All About Samplemaking
Samplemaking is a critical part of the process. As we discussed in the previous post, it’s an essential step in the process and an investment. Teaming up with the right team or individuals will help you out in the long run.
In the many years I’ve worked in the industry, on thing rings true: every brand does it differently. Some prefer to outsource patterns and make the samples in house. Some have the pattern makers do the sampling, or to have their factories make the samples. Some designers even prefer to do it themselves. You need to do what you feel is right for your budget and scenario.
I am very choosy who we do sampling for at Garmenta Apparel. It’s a huge undertaking, not especially profitable, and a ton of moving parts. If you come with your own sampling resources you are golden in my book. But I do recognize that there are those that need help getting started so I’ll go into more detail a little later in the post about how I approach sampling.
Finding an independent sample maker
Whether you find a sample room that specializes in this service or hire a retired lady off of Craigslist, the important thing is to not start off with the most complex out of all your pieces just because you don’t want to sew it yourself. Starting to work with a sample maker is like going on a first date. You kinda test the waters with ONE simple style. Don’t drop your whole line on their lap. This is the epitome of putting all your eggs in one basket. Everyone should be on their most professional behavior at this point. You are asking them questions and judging their answers and then looking to see the follow through from what was promised. If everything turns out ok then go for that second sample!

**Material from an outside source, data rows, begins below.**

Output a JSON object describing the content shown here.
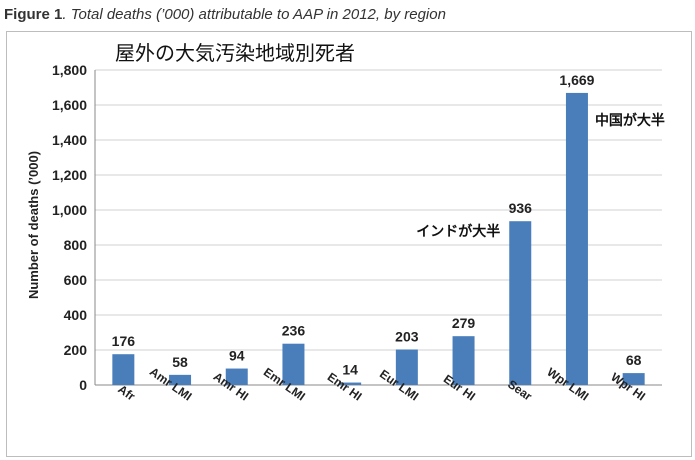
{
  "figure": {
    "label": "Figure 1",
    "caption": ". Total deaths (’000) attributable to AAP in 2012, by region"
  },
  "chart_data": {
    "type": "bar",
    "title": "屋外の大気汚染地域別死者",
    "xlabel": "",
    "ylabel": "Number of deaths (’000)",
    "ylim": [
      0,
      1800
    ],
    "yticks": [
      "0",
      "200",
      "400",
      "600",
      "800",
      "1,000",
      "1,200",
      "1,400",
      "1,600",
      "1,800"
    ],
    "categories": [
      "Afr",
      "Amr LMI",
      "Amr HI",
      "Emr LMI",
      "Emr HI",
      "Eur LMI",
      "Eur HI",
      "Sear",
      "Wpr LMI",
      "Wpr HI"
    ],
    "values": [
      176,
      58,
      94,
      236,
      14,
      203,
      279,
      936,
      1669,
      68
    ],
    "data_labels": [
      "176",
      "58",
      "94",
      "236",
      "14",
      "203",
      "279",
      "936",
      "1,669",
      "68"
    ],
    "grid": true,
    "bar_color": "#4a7ebb",
    "annotations": [
      {
        "text": "インドが大半",
        "category": "Sear"
      },
      {
        "text": "中国が大半",
        "category": "Wpr LMI"
      }
    ]
  }
}
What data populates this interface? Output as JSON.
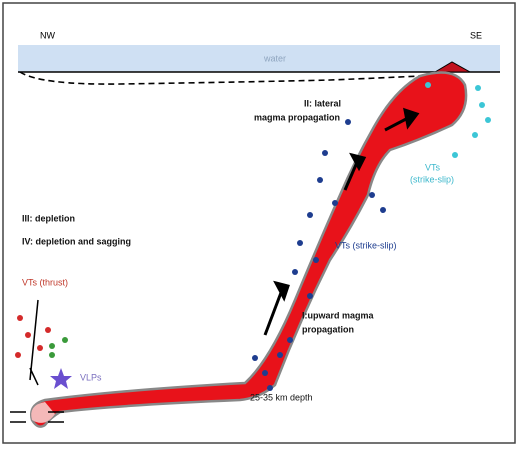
{
  "labels": {
    "nw": "NW",
    "se": "SE",
    "water": "water",
    "lateral": [
      "II: lateral",
      "magma propagation"
    ],
    "vts_cyan": [
      "VTs",
      "(strike-slip)"
    ],
    "depletion": "III: depletion",
    "sagging": "IV: depletion and sagging",
    "vts_blue": "VTs (strike-slip)",
    "vts_thrust": "VTs (thrust)",
    "upward": [
      "I:upward magma",
      "propagation"
    ],
    "vlps": "VLPs",
    "depth": "25-35 km depth"
  }
}
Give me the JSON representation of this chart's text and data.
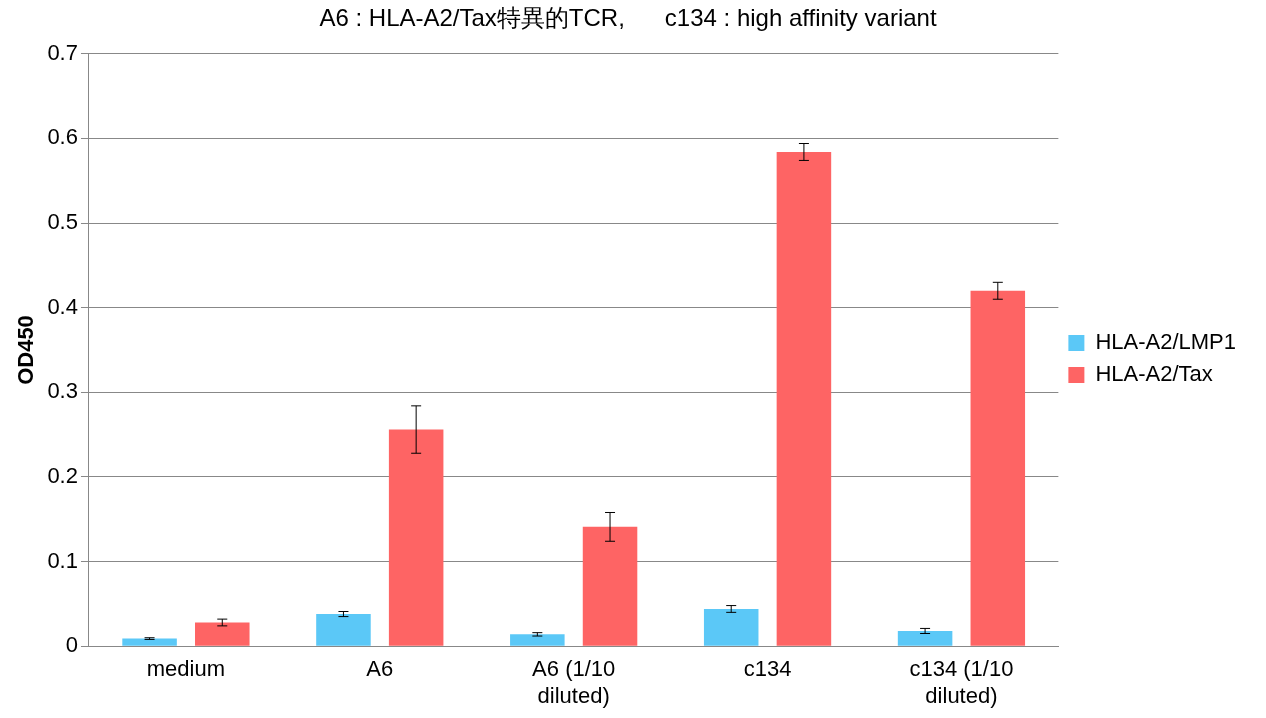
{
  "chart_data": {
    "type": "bar",
    "title": "A6 : HLA-A2/Tax特異的TCR,      c134 : high affinity variant",
    "ylabel": "OD450",
    "categories": [
      "medium",
      "A6",
      "A6 (1/10 diluted)",
      "c134",
      "c134 (1/10 diluted)"
    ],
    "series": [
      {
        "name": "HLA-A2/LMP1",
        "color": "#5bc8f7",
        "values": [
          0.009,
          0.038,
          0.014,
          0.044,
          0.018
        ],
        "errors": [
          0.001,
          0.003,
          0.002,
          0.004,
          0.003
        ]
      },
      {
        "name": "HLA-A2/Tax",
        "color": "#fe6464",
        "values": [
          0.028,
          0.256,
          0.141,
          0.584,
          0.42
        ],
        "errors": [
          0.004,
          0.028,
          0.017,
          0.01,
          0.01
        ]
      }
    ],
    "ylim": [
      0,
      0.7
    ],
    "yticks": [
      0,
      0.1,
      0.2,
      0.3,
      0.4,
      0.5,
      0.6,
      0.7
    ],
    "grid": "y",
    "legend": "right"
  }
}
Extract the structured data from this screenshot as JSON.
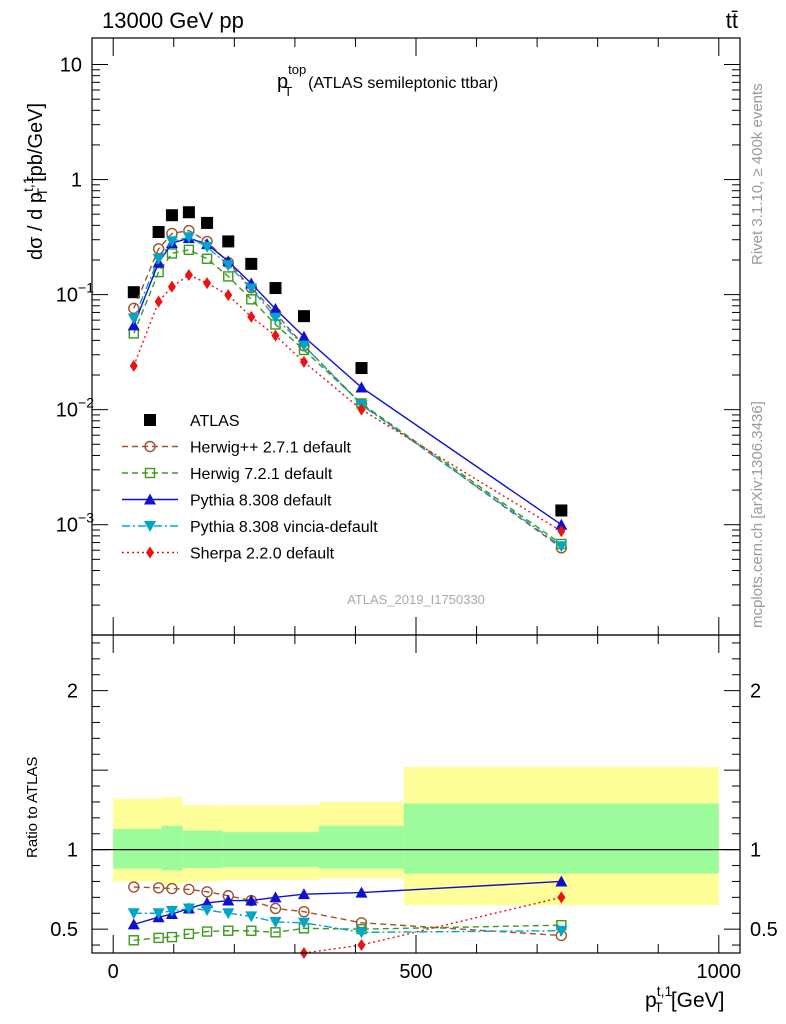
{
  "header": {
    "energy_label": "13000 GeV pp",
    "process_label": "tt̄"
  },
  "side_labels": {
    "rivet": "Rivet 3.1.10, ≥ 400k events",
    "mcplots": "mcplots.cern.ch [arXiv:1306.3436]"
  },
  "plot": {
    "title_main": "p",
    "title_sup": "top",
    "title_sub": "T",
    "title_rest": "(ATLAS semileptonic ttbar)",
    "analysis_id": "ATLAS_2019_I1750330",
    "ylabel_main": "dσ / d p",
    "ylabel_sup": "t,1",
    "ylabel_sub": "T",
    "ylabel_unit": "[pb/GeV]",
    "ratio_ylabel": "Ratio to ATLAS",
    "xlabel_main": "p",
    "xlabel_sup": "t,1",
    "xlabel_sub": "T",
    "xlabel_unit": "[GeV]"
  },
  "chart_data": {
    "type": "scatter",
    "title": "pT top (ATLAS semileptonic ttbar)",
    "xlabel": "pT t,1 [GeV]",
    "ylabel": "dσ / d pT t,1 [pb/GeV]",
    "xlim": [
      -35,
      1035
    ],
    "ylim": [
      0.00011,
      17
    ],
    "yscale": "log",
    "x": [
      34,
      75,
      97,
      125,
      155,
      190,
      228,
      268,
      315,
      410,
      740
    ],
    "y_ticks": [
      {
        "value": 10,
        "base": "10",
        "exp": ""
      },
      {
        "value": 1,
        "base": "1",
        "exp": ""
      },
      {
        "value": 0.1,
        "base": "10",
        "exp": "−1"
      },
      {
        "value": 0.01,
        "base": "10",
        "exp": "−2"
      },
      {
        "value": 0.001,
        "base": "10",
        "exp": "−3"
      }
    ],
    "x_ticks": [
      0,
      500,
      1000
    ],
    "series": [
      {
        "name": "ATLAS",
        "color": "#000000",
        "marker": "square-filled",
        "line": "none",
        "values": [
          0.105,
          0.35,
          0.49,
          0.52,
          0.42,
          0.29,
          0.185,
          0.114,
          0.065,
          0.023,
          0.00133
        ]
      },
      {
        "name": "Herwig++ 2.7.1 default",
        "color": "#a0522d",
        "marker": "circle-open",
        "line": "dashed",
        "values": [
          0.076,
          0.25,
          0.34,
          0.36,
          0.29,
          0.19,
          0.115,
          0.069,
          0.036,
          0.0112,
          0.00063
        ]
      },
      {
        "name": "Herwig 7.2.1 default",
        "color": "#3a9a1a",
        "marker": "square-open",
        "line": "dashed",
        "values": [
          0.046,
          0.157,
          0.228,
          0.245,
          0.205,
          0.144,
          0.091,
          0.055,
          0.033,
          0.0113,
          0.00068
        ]
      },
      {
        "name": "Pythia 8.308 default",
        "color": "#1010d0",
        "marker": "triangle-up",
        "line": "solid",
        "values": [
          0.054,
          0.19,
          0.28,
          0.31,
          0.275,
          0.195,
          0.125,
          0.075,
          0.043,
          0.0156,
          0.001
        ]
      },
      {
        "name": "Pythia 8.308 vincia-default",
        "color": "#00a6c8",
        "marker": "triangle-down",
        "line": "dashdot",
        "values": [
          0.062,
          0.205,
          0.29,
          0.315,
          0.26,
          0.18,
          0.113,
          0.063,
          0.036,
          0.011,
          0.00065
        ]
      },
      {
        "name": "Sherpa 2.2.0 default",
        "color": "#ee1111",
        "marker": "diamond",
        "line": "dotted",
        "values": [
          0.024,
          0.087,
          0.117,
          0.148,
          0.126,
          0.099,
          0.064,
          0.044,
          0.026,
          0.01,
          0.00088
        ]
      }
    ],
    "ratio": {
      "ylabel": "Ratio to ATLAS",
      "ylim": [
        0.35,
        2.35
      ],
      "y_ticks": [
        0.5,
        1,
        2
      ],
      "reference": 1,
      "series": [
        {
          "name": "Herwig++ 2.7.1 default",
          "values": [
            0.765,
            0.76,
            0.755,
            0.75,
            0.735,
            0.71,
            0.68,
            0.63,
            0.61,
            0.54,
            0.46
          ]
        },
        {
          "name": "Herwig 7.2.1 default",
          "values": [
            0.43,
            0.445,
            0.45,
            0.47,
            0.485,
            0.49,
            0.49,
            0.48,
            0.505,
            0.5,
            0.525
          ]
        },
        {
          "name": "Pythia 8.308 default",
          "values": [
            0.53,
            0.575,
            0.595,
            0.63,
            0.665,
            0.68,
            0.68,
            0.7,
            0.72,
            0.73,
            0.8
          ]
        },
        {
          "name": "Pythia 8.308 vincia-default",
          "values": [
            0.6,
            0.6,
            0.615,
            0.63,
            0.62,
            0.6,
            0.58,
            0.545,
            0.54,
            0.48,
            0.49
          ]
        },
        {
          "name": "Sherpa 2.2.0 default",
          "values": [
            null,
            null,
            null,
            null,
            null,
            null,
            null,
            null,
            0.35,
            0.4,
            0.7
          ]
        }
      ],
      "bands": [
        {
          "x_range": [
            0,
            80
          ],
          "stat_lo": 0.88,
          "stat_hi": 1.13,
          "tot_lo": 0.8,
          "tot_hi": 1.32
        },
        {
          "x_range": [
            80,
            115
          ],
          "stat_lo": 0.87,
          "stat_hi": 1.15,
          "tot_lo": 0.78,
          "tot_hi": 1.33
        },
        {
          "x_range": [
            115,
            180
          ],
          "stat_lo": 0.885,
          "stat_hi": 1.12,
          "tot_lo": 0.8,
          "tot_hi": 1.28
        },
        {
          "x_range": [
            180,
            340
          ],
          "stat_lo": 0.89,
          "stat_hi": 1.11,
          "tot_lo": 0.81,
          "tot_hi": 1.28
        },
        {
          "x_range": [
            340,
            480
          ],
          "stat_lo": 0.88,
          "stat_hi": 1.15,
          "tot_lo": 0.82,
          "tot_hi": 1.3
        },
        {
          "x_range": [
            480,
            1000
          ],
          "stat_lo": 0.85,
          "stat_hi": 1.29,
          "tot_lo": 0.65,
          "tot_hi": 1.52
        }
      ],
      "band_colors": {
        "stat": "#9cfc9c",
        "total": "#ffff99"
      }
    }
  }
}
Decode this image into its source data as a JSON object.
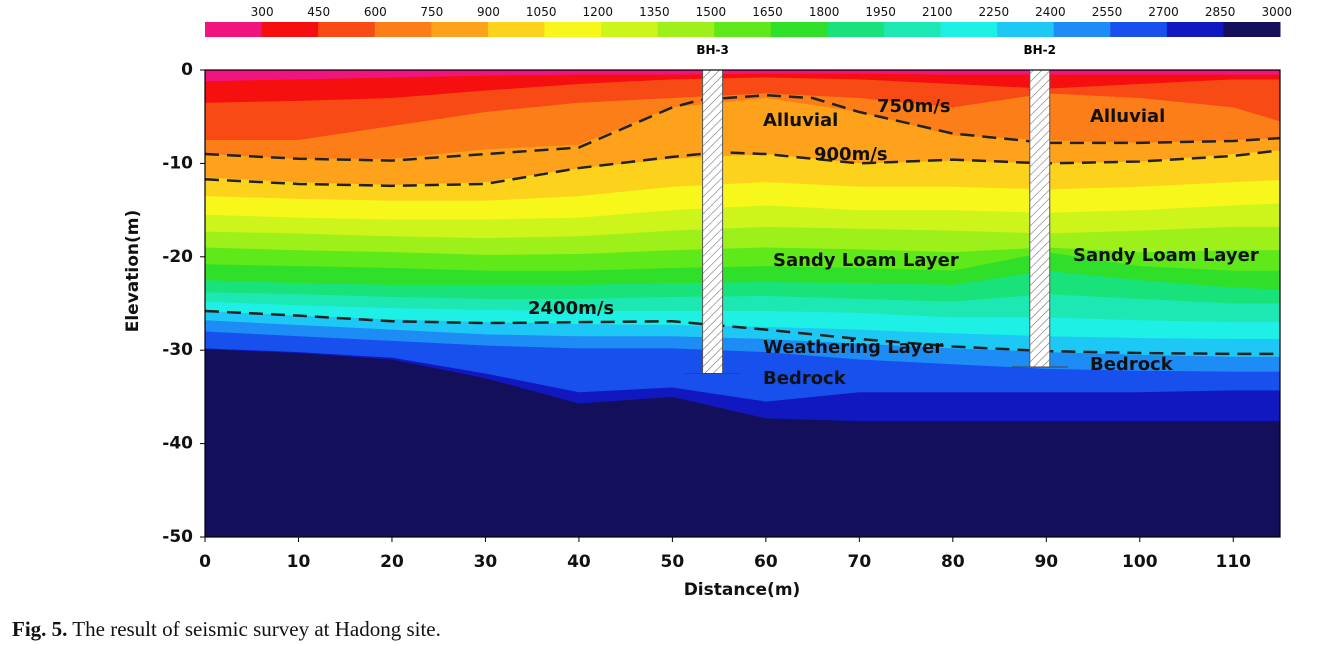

Should you be sewing your own samples?
If it’s the beginning stages of a new project, I say go for it! I understand that you may want to play around with the shapes, drapes and finishes- this is all part of the creative process. However, as the style is finalized, unless you are a professional sewer, I would recommend passing off to be professionally sampled, or at least tested by whoever is going to produce it. This is critical because any last minute kinks in the pattern are worked out and it is important to have an accurate sample that the factory can reference for how the finished garment should look. It’s not fair to pass a garment to a factory as a sew-by sample that has a long sleeve, but should be short sleeve with a cuff with maybe a different zipper application, for example. The factory has a lot on their plate. They must have clear information to work from.
Sample Quality
The first sample will look like a sample. It will not be perfect because more than likely seams were ripped along the way and parts refashioned to build a better garment because this is the trial and error phase. Sometimes during the process we realize that something isn’t going to work so we find a way to make it work without having to recut and resew a brand new sample. Obviously everyone would like a beautiful looking garment at this stage, but honestly after the style is fit approved this garment is destined for the trash so don’t get too attached. Consider it a rough first draft.
As your project progresses samples should look nicer each time. The only nearly perfect sample should be the pre-production sample from your factory.
It is very important to be mindful about how a garment is sampled. All sewing techniques applied should be based on what would be optimal for mass production. It would not be fair to make a beautiful garment that has couture finishes if the factory does not have the capabilities to do any handwork. Every aspect of constructing a garment has to factor in how each step will be done for bulk. Efficiency is the key.
What a sample is made from?
I mentioned in a previous post that it’s best to sample in the actual fabric you are looking to produce in. Yes, this is probably going to increase your sample cost, but everyone will know the characteristics of the fabric by the endpoint.
But it is very understandable that you may not have everything you need on hand. Work to coordinate with your sampling team about materials that you may want to use for substitutions. Don’t just assume that whatever you give them will work. You really need to consider how you want the end result built and what you can do to mimic that in substituted materials.
Muslin is traditionally thought of as what designers use to build from. Yes and no. I’ll use it sometimes if the weight is similar to what the end product will be, but if I’m making a thick cashmere jacket and I only have lightweight muslin on hand, I probably will switch over to something like cheap crafting felt for draping purposes which would give a closer look. The same is true for making “muslins” of knit garments. You cannot use cotton muslin to make a stretchy garment. We need a comparable substitute.
What you need to provide for sampling
I may be more hardcore than some out there, but I’ve lived and learned. When I agree to sampling, basically the only thing I will provide is thread. Each component affects the way the garment will fit and drape. I don’t want to be held responsible if something I choose is not quite up to the standards that you may envision for your sample.
You must supply the fabric. Even if it will be substituted muslin, it’s up to you because this affects the drape. Additionally, don’t ask to have me pick up something for you to use or use something that we have on hand. We are not a sourcing service, nor a personal shopper. There are more important things that we can be doing instead of out shopping for something to make your sample in.
Colors do not matter. If it is a sample, you can be using the ugliest color combination out there for a first fit just to get an idea of the proportions, and style. If you can only find a neon orange zipper than that’s fine. It’s useable.
Sample Timing
Oof, everyone has a heavy workload and sewing samples takes time. Timelines can vary, but I suggest to plan very far ahead to accommodate any backups and factor in the time it takes you to gather all materials.